Initial diagnostic imaging of dogs with suspected anal sac adenocarcinoma should include abdominal radiography, abdominal
ultrasonography, and three-view thoracic radiography. Thoracic radiography is still considered the first screening test for
pulmonary metastatic disease, and fluoroscopic evaluation may help verify that nodules are within lung parenchyma. Computed
tomography has higher sensitivity in the detection of pulmonary nodules, however, and should be considered in patients with
questionable lesions on survey radiographs.
Moderate to severe sublumbar lymph node enlargement will be detectable as a sublumbar mass on abdominal radiographs. Mild
lymph node enlargement and metastases to the liver or spleen may go undetected on survey radiographs, however, so abdominal
ultrasonography should be performed for complete staging. Because ultrasonography does not permit differentiation between
subcategories of malignancy and between reactive lymphadenopathy and metastatic neoplasia, ultrasound-guided tissue sampling
should be performed to obtain a cytologic or histopathologic diagnosis.6
2. Cytologic examination of a fine-needle aspirate of an anal sac apocrine gland adenocarcinoma reveals dense papillary cell
clusters with abundant, scattered free nuclei. Intact cells are round to polygonal and are occasionally observed in an acinar-like
arrangement (inset) (Wright’s stain; background, 200X; inset, 1,000X).
Cytologic samples of anal sac adenocarcinoma are typically highly cellular and consist of dense, often papillary, cell clusters.7 Cells are fragile, and samples often contain many free nuclei (i.e. "naked nuclei") from disrupted cells. Intact cells are round to polygonal with a small amount of lightly basophilic cytoplasm;
they are often observed in short rows and, occasionally, acinar-like arrangements (Figure 2). Cells often appear quite uniform, although some tumors may have more striking features of malignancy. Metastatic lesions
(most commonly iliac lymph nodes) appear similar cytologically and are often identified before the primary lesion.7 The typical cytomorphology of this tumor is different from that of perianal gland (hepatoid) adenoma; however, distinguishing
between the two tumor types reliably with cytology requires some experience.
Anatomic pathology perspective Amanda J. Crews, DVM
Amanda J. Crews, DVM
Grossly, anal sac adenocarcinoma is usually unilateral, ventrolateral to the anus, in close association with the anal sac,
and not attached to the overlying epidermis. Ulceration is rare. Growth is frequently inward toward the pelvic canal. Mass
removal should include the entire anal sac. All cut surfaces of the mass and associated tissue should be painted with surgical
marking ink before fixation if margin evaluation is desired. On cut section, the mass is typically tan and multilobulated.

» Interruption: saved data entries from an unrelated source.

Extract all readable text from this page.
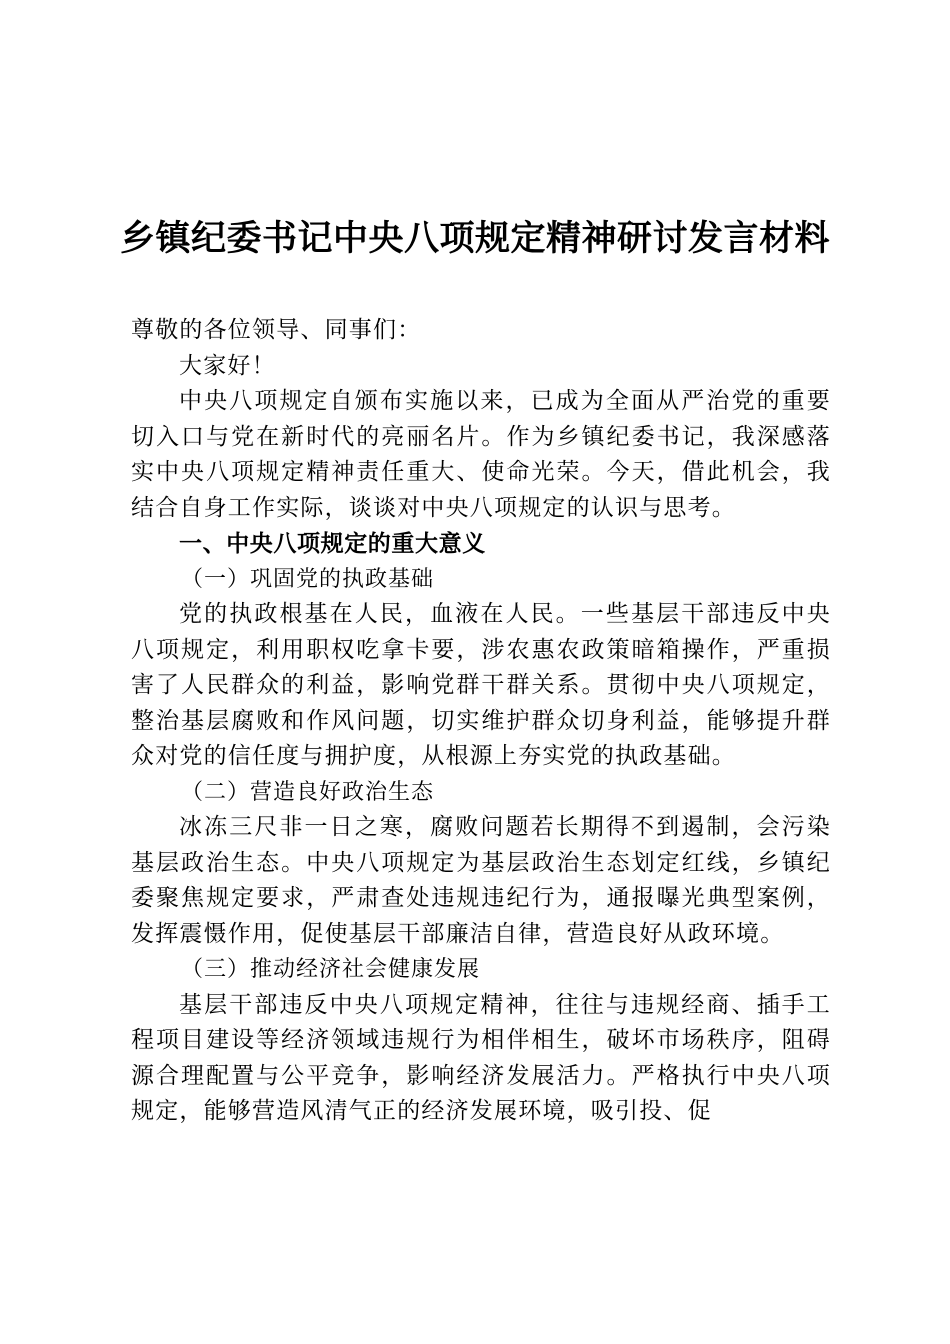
乡镇纪委书记中央八项规定精神研讨发言材料

尊敬的各位领导、同事们：

大家好！

中央八项规定自颁布实施以来，已成为全面从严治党的重要切入口与党在新时代的亮丽名片。作为乡镇纪委书记，我深感落实中央八项规定精神责任重大、使命光荣。今天，借此机会，我结合自身工作实际，谈谈对中央八项规定的认识与思考。

一、中央八项规定的重大意义
（一）巩固党的执政基础

党的执政根基在人民，血液在人民。一些基层干部违反中央八项规定，利用职权吃拿卡要，涉农惠农政策暗箱操作，严重损害了人民群众的利益，影响党群干群关系。贯彻中央八项规定，整治基层腐败和作风问题，切实维护群众切身利益，能够提升群众对党的信任度与拥护度，从根源上夯实党的执政基础。

（二）营造良好政治生态

冰冻三尺非一日之寒，腐败问题若长期得不到遏制，会污染基层政治生态。中央八项规定为基层政治生态划定红线，乡镇纪委聚焦规定要求，严肃查处违规违纪行为，通报曝光典型案例，发挥震慑作用，促使基层干部廉洁自律，营造良好从政环境。

（三）推动经济社会健康发展

基层干部违反中央八项规定精神，往往与违规经商、插手工程项目建设等经济领域违规行为相伴相生，破坏市场秩序，阻碍源合理配置与公平竞争，影响经济发展活力。严格执行中央八项规定，能够营造风清气正的经济发展环境，吸引投、促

Neoplastic cells are often surrounded by a fibroblastic response (desmoplasia), which makes the tumor firm on palpation.
3A & 3B. The histologic appearance of anal sac adenocarcinoma. Figure 3A shows a rosette pattern. Figure 3B shows solid, rosette,
and tubular patterns in the same tumor (hematoxylin-eosin stain; 40X).
Histologically, anal sac adenocarcinoma can be readily differentiated from other perianal tumors, such as anal sac adenoma,
perianal (hepatoid) gland adenoma, perianal gland epithelioma, perianal gland adenocarcinoma, and sebaceous tumors. Anal sac
adenocarcinoma cells form in three distinct patterns: solid, rosette, and tubular. Frequently, a combination of all three
patterns is present in an individual tumor (Figures 3A & 3B). Similar tumor cell morphology and patterns have been reported in tumors from other parts of the body, so location must
be provided to the pathologist to ensure accurate interpretation and diagnosis. Metastatic tumor cells resemble those of the
primary tumor but cannot be reliably differentiated from other types of carcinoma cells, particularly endocrine and neuroendocrine,
without information about primary tumor location.